Can AI in healthcare meet the expectations?
The NHS recently pledged £36 million for new AI projects to help revolutionise healthcare but the extent to which this will occur is still hotly debated.
Artificial Intelligence (AI) is becoming increasingly prevalent in business and wider society and is beginning to now be applied to healthcare. These technologies have the potential to transform many aspects of patient care and current ways of working within the NHS.
With more than 15 years of clinical experience, Dr Rui Providência, Clinical Informatics Lead of the sites at Barts Health NHS Trust, has a breadth of practical insight into traditional cardiology – but today, Hospital Times speaks to him about AI and how this can benefit patients and the health service, both now and in the future.
How can AI be used in practice?
AI in healthcare can be used for a variety of applications from diagnosis and management of disease to administrative processes. Specifically, at UCL Hospital, London, it is now being used for planning and bed management. Further, nationwide to improve stock management and reduce wastage. Given my background in cardiovascular disease, I am most interested in how AI has transformed this space and has supported a new era of care in cardiology. AI can now be used in conjunction with insertable cardiac monitors (ICMs) to remotely monitor abnormal heart rhythms and accurately help detect atrial fibrillation (AF) and sinus pauses (Pauses) automatically, and earlier in the condition.
What is the benefit of using AI rather than human expertise?
ICMs monitor the heart rhythm and if an abnormality, such as an AF or Pauses, is detected a clinical team would be prompted via website alerts to conduct a review. Due to the way all ICMs are built and the fact that these are subcutaneous devices, there will be artefacts that can affect the system, and these come through as false alerts. Even the most accurate ICM, such as LINQ II, is prone to identifying false alerts.
Working in one of the largest centres in Europe for ICMs, these artefacts, or false-positives, would lead to thousands of tracings per month requiring checking by our expert team, which would be time consuming, and also extremely frustrating for patients. The introduction of AI has almost eliminated the likelihood of detecting false alerts while ensuring only true heart abnormalities are alerted. This has not only meant that clinicians are saving time in reviewing results, roughly 160 hours per 100 patients, but this technology also allows for a much higher level of accuracy, ensuring almost no true alerts are missed.
Is AI accurate and can we trust it?
All AI tools require testing and validation of their performance before they make it to clinical practice. Even after being in use their performance needs to be audited, and refinements can be introduced if required. Using the LINQ II ICM device as an example, the integration of AI has meant that we can be more confident in our decision making, knowing that the sensitivity of the device has not been compromised, with 99.3% of true AF alerts and 100% of Pause alerts being retained. While this is already high, the technology will only become more accurate.

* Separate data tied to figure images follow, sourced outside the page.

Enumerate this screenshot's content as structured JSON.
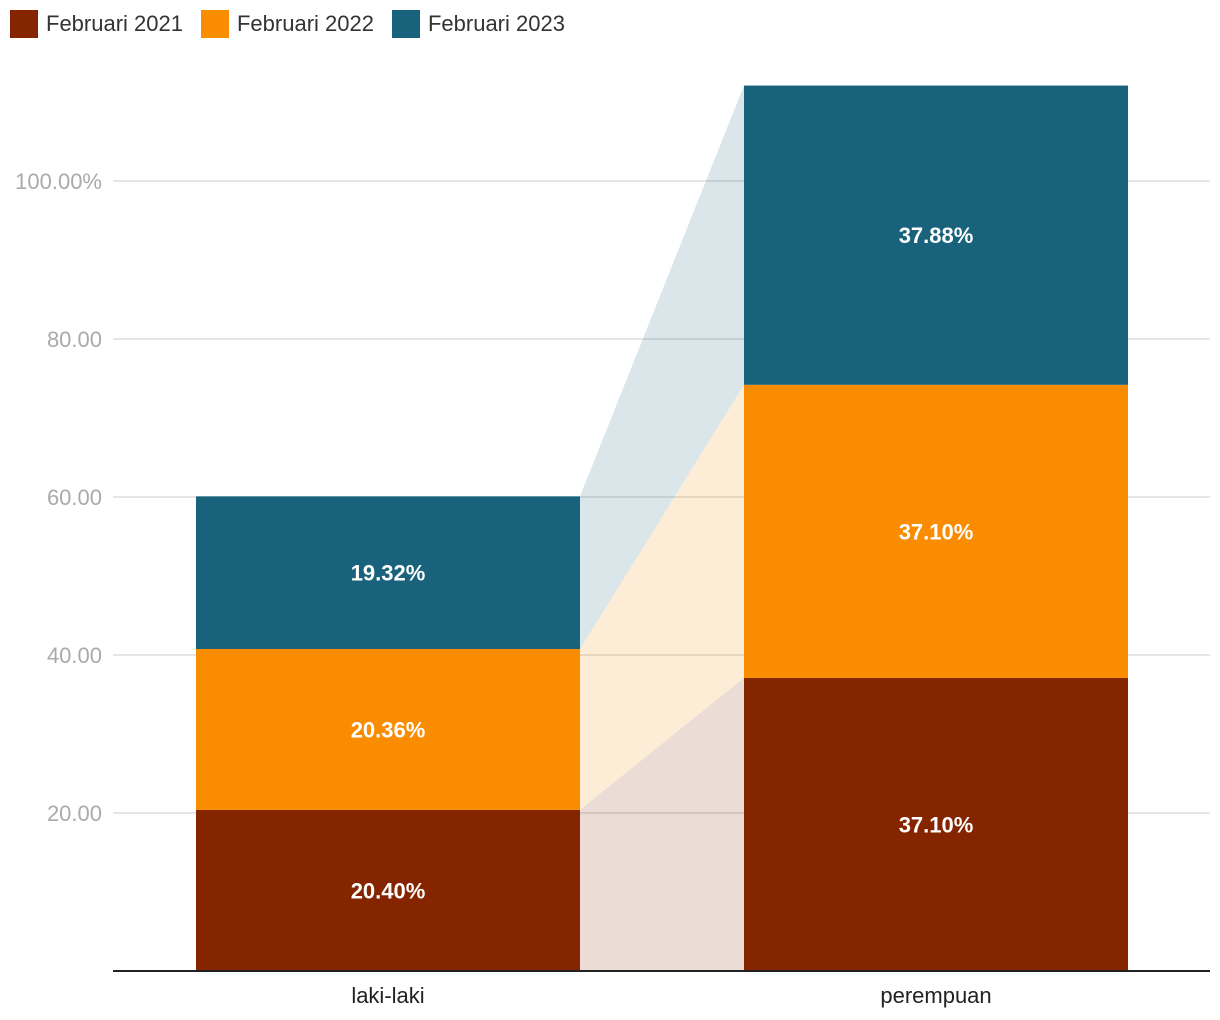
{
  "chart_data": {
    "type": "bar",
    "stacked": true,
    "categories": [
      "laki-laki",
      "perempuan"
    ],
    "series": [
      {
        "name": "Februari 2021",
        "values": [
          20.4,
          37.1
        ],
        "color": "#852500",
        "labels": [
          "20.40%",
          "37.10%"
        ]
      },
      {
        "name": "Februari 2022",
        "values": [
          20.36,
          37.1
        ],
        "color": "#f98c00",
        "labels": [
          "20.36%",
          "37.10%"
        ]
      },
      {
        "name": "Februari 2023",
        "values": [
          19.32,
          37.88
        ],
        "color": "#18627b",
        "labels": [
          "19.32%",
          "37.88%"
        ]
      }
    ],
    "yticks": [
      {
        "value": 20,
        "label": "20.00"
      },
      {
        "value": 40,
        "label": "40.00"
      },
      {
        "value": 60,
        "label": "60.00"
      },
      {
        "value": 80,
        "label": "80.00"
      },
      {
        "value": 100,
        "label": "100.00%"
      }
    ],
    "ylim": [
      0,
      112.1
    ],
    "grid": true,
    "legend_position": "top-left",
    "connectors": true
  }
}
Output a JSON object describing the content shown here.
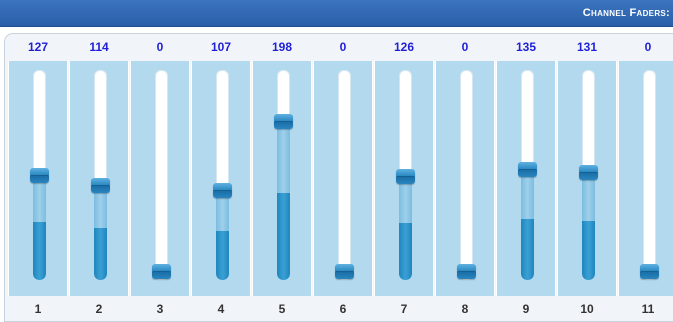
{
  "header": {
    "title": "Channel Faders:"
  },
  "channels": [
    {
      "number": "1",
      "value": "127",
      "level": 127
    },
    {
      "number": "2",
      "value": "114",
      "level": 114
    },
    {
      "number": "3",
      "value": "0",
      "level": 0
    },
    {
      "number": "4",
      "value": "107",
      "level": 107
    },
    {
      "number": "5",
      "value": "198",
      "level": 198
    },
    {
      "number": "6",
      "value": "0",
      "level": 0
    },
    {
      "number": "7",
      "value": "126",
      "level": 126
    },
    {
      "number": "8",
      "value": "0",
      "level": 0
    },
    {
      "number": "9",
      "value": "135",
      "level": 135
    },
    {
      "number": "10",
      "value": "131",
      "level": 131
    },
    {
      "number": "11",
      "value": "0",
      "level": 0
    }
  ],
  "max_level": 255,
  "colors": {
    "header_bg": "#2f66b0",
    "value_text": "#1f1fd6",
    "fader_bg": "#b3d9ef",
    "fill_dark": "#1f86be",
    "fill_light": "#8ec8e6"
  }
}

Of course, when selecting a cardiac device to use in clinical practice it is important to choose a reliable technology – which for me, needs to be based on quality clinical evidence. With the ICM system we use, the AI learned from a huge amount of ICM specific tracings that were classified by physicians, by physiologists, by experts in the fields, and that classification helped the AI learn how to interpret those tracings and give accurate results we can trust.
How does AI fit into the wider digitalisation strategy for the NHS?
The NHS is already under significant pressure and conditions are predicted to worsen, so it is imperative to protect the system as much as possible. Since the pandemic, NHS England has pledged to level up its digital maturity and capabilities, and AI is a key tool on this journey. It is expected that AI will improve efficiency, and will lead to better care and improved patient safety.
While the benefits of AI are clear, what challenges do you see for wider adoption on the NHS?
AI has been a ‘buzz word’ for many years in consumer use, however, it is still relatively new in a healthcare setting. With this in mind, the biggest challenge will be convincing HCPs who are hesitant to use the technology, and there is a level of education that is needed to address this. While this will take time, as soon as AI starts to become more common place, it will become integral to all processes. The controlled introduction of AI in healthcare in the UK, with still only a small number of case-uses (e.g. for dealing with AF and Pauses in ICMs) is just the precipice of the potential for AI and I’m excited to see the reality of the full capabilities and the evolution of this technology. The next 10 years will represent a gigantic leap in medicine.